Землекопы уже не работали у опор. Однажды Джослин, стоя подле главного мастера, следил, как тот опускает в яму свечу на веревке, и вдруг увидел, что на дне сверкнула вода. Из ямы несло смрадом, и Джослин отступил. Но мастер не обращал внимания на смрад. Он стоял, мрачно уставившись на свечу. Джослин забеспокоился, всполошился.
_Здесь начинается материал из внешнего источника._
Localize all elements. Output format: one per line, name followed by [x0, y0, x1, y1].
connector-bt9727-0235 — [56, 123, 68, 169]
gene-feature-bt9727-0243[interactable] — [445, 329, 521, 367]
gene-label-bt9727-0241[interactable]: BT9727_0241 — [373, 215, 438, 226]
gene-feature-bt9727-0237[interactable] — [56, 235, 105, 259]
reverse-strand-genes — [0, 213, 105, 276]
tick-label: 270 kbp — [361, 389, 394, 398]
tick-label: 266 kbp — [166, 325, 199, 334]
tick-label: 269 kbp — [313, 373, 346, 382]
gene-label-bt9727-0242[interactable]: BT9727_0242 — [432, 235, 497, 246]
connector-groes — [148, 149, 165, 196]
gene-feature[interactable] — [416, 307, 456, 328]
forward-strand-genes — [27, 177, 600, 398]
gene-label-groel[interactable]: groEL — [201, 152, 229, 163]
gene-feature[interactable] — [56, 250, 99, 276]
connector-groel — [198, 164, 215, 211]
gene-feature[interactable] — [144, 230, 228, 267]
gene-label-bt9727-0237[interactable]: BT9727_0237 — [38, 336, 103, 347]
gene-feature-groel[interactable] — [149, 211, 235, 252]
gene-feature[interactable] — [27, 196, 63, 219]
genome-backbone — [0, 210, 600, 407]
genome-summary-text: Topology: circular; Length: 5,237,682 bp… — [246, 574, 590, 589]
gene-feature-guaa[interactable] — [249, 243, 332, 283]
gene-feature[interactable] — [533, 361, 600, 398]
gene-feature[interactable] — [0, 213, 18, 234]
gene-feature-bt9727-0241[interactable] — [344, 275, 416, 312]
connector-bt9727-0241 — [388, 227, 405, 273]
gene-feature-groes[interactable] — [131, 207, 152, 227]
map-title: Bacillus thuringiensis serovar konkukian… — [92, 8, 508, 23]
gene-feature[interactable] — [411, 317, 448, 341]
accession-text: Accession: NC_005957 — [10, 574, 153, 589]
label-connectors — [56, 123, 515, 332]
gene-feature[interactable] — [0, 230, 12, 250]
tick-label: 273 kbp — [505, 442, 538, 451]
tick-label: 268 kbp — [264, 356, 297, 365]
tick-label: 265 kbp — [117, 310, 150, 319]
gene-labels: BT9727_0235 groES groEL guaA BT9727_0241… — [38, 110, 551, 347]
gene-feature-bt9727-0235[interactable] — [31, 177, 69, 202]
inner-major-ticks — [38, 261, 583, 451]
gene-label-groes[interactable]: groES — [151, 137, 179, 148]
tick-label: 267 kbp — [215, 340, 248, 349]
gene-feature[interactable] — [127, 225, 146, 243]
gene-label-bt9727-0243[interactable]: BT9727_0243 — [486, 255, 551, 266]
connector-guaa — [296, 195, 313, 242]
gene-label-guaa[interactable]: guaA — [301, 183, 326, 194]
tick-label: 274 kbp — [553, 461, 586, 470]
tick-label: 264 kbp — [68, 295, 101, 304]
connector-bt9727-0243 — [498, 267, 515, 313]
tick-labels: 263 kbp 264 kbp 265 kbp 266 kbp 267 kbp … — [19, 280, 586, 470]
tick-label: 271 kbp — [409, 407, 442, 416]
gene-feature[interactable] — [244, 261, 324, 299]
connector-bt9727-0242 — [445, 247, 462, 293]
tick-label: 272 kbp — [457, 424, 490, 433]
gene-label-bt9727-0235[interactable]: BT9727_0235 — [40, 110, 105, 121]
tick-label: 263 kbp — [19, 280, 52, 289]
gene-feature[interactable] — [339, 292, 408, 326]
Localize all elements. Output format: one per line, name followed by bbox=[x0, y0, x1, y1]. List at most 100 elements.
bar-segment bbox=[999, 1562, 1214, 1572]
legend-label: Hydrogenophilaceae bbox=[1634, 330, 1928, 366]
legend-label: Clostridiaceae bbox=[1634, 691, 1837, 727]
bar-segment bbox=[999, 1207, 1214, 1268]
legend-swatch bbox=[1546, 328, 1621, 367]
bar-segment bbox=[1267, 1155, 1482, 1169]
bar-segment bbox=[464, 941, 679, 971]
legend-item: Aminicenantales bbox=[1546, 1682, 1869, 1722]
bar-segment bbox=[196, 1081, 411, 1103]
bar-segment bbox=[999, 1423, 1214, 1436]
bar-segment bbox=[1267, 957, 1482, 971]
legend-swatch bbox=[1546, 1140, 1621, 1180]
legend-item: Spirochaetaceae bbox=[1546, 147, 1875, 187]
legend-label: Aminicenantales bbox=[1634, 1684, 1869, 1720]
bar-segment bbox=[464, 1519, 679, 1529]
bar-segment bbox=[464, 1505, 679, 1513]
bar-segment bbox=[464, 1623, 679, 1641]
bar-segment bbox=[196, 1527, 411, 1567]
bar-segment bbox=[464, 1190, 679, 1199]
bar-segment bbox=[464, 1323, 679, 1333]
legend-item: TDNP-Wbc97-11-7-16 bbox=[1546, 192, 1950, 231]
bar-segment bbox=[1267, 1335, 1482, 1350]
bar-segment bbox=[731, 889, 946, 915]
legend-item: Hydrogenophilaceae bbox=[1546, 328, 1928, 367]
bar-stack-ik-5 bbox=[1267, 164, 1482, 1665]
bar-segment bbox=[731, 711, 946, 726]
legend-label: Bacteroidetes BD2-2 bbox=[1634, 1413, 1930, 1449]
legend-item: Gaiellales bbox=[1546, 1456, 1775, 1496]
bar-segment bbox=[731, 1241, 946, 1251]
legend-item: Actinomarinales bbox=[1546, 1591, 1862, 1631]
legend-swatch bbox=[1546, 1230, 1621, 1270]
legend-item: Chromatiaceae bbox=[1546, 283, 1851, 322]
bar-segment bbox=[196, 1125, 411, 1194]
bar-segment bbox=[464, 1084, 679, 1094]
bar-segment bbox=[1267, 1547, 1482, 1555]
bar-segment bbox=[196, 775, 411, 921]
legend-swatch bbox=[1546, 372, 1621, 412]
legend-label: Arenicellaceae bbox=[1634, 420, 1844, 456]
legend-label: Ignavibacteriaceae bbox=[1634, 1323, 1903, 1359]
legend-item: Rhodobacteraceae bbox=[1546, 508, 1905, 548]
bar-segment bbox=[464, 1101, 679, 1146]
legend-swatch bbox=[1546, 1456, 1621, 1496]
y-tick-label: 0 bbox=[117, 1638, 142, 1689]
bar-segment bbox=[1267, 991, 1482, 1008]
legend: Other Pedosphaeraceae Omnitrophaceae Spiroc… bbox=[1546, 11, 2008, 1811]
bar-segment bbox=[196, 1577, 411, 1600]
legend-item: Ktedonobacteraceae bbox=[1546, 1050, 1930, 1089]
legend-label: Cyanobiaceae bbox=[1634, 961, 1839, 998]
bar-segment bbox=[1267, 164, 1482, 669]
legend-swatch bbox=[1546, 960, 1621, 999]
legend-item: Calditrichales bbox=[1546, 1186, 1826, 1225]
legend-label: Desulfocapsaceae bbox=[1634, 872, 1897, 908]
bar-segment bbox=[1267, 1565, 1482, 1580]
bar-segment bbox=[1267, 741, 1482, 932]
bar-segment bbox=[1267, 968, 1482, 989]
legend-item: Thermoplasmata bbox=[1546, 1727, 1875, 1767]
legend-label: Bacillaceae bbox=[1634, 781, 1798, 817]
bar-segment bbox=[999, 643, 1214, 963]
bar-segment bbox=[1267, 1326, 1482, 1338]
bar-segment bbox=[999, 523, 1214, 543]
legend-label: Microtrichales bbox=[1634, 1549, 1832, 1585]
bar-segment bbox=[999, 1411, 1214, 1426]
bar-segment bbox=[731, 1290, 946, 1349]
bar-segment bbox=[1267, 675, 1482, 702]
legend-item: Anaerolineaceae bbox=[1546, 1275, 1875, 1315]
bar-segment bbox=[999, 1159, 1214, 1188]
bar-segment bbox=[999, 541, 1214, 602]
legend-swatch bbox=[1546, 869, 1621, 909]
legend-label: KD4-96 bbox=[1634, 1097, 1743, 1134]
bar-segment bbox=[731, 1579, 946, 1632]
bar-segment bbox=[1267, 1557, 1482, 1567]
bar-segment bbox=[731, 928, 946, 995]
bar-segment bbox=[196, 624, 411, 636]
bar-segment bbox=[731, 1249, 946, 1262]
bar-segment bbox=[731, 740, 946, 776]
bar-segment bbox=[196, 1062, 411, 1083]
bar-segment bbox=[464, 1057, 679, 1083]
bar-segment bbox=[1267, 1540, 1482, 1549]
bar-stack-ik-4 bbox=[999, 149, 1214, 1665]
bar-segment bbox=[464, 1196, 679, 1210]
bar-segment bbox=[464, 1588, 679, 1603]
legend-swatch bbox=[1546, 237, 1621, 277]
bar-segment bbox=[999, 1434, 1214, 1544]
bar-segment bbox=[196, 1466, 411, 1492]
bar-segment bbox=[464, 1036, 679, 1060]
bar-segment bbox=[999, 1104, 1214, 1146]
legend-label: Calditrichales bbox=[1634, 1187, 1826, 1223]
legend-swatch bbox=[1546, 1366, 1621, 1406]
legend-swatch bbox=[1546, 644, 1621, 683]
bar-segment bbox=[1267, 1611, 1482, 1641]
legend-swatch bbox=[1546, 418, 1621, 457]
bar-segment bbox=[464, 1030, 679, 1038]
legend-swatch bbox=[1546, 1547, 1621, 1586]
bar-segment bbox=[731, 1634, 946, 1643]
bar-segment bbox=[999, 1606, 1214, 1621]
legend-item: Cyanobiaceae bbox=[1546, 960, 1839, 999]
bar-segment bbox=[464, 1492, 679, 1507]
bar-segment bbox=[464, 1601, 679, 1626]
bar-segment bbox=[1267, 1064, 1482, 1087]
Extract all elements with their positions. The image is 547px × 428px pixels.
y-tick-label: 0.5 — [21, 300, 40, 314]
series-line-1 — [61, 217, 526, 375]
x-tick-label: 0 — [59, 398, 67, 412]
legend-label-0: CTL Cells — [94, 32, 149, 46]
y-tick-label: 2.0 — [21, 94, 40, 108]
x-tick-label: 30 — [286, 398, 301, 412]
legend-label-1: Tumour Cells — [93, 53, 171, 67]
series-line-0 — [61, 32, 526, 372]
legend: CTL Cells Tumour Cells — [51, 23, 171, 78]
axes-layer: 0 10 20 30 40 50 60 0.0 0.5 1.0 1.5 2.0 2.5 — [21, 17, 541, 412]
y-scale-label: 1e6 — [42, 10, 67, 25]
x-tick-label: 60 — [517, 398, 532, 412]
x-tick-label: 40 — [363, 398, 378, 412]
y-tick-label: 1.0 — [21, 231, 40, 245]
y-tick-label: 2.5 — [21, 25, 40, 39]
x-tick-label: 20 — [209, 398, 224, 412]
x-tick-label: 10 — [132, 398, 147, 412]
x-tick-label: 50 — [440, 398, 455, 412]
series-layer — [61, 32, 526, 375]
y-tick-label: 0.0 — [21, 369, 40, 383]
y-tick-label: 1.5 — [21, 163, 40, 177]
Заглядывая Роджеру Каменщику в лицо, он спросил:
– Сын мой, что ты думаешь делать?
Роджер проворчал:
– Дел тут по горло.
Он стал подниматься по скрытой в стене винтовой лестнице; вскоре Джослин услышал его медленные шаги с высоты ста двадцати футов.
С тех пор как на Джослина впервые повеяло вонью из ямы, многое для него переменилось. Теперь он замечал, как этот омерзительный запах примешивается по всему собору к запаху ладана и сгоревшего воска: видно, вода незаметно просочилась в могилы сильных мира сего по обе стороны хора и под арками главного нефа. И оказалось, замечал это не он один. Живые, которые сделали презрение к жизни своим ремеслом, сочли это напоминание слишком бесцеремонным и отправляли службы с неподобающим отвращением на лицах. Проходя из капеллы Пресвятой девы к опорам – в эти дни тут было темно, – он настойчиво повторял себе: «Здесь, где теперь смрадная яма, много лет назад мне было явлено то, что я узрел, и я пал на лицо свое. Нужно всегда помнить об этом».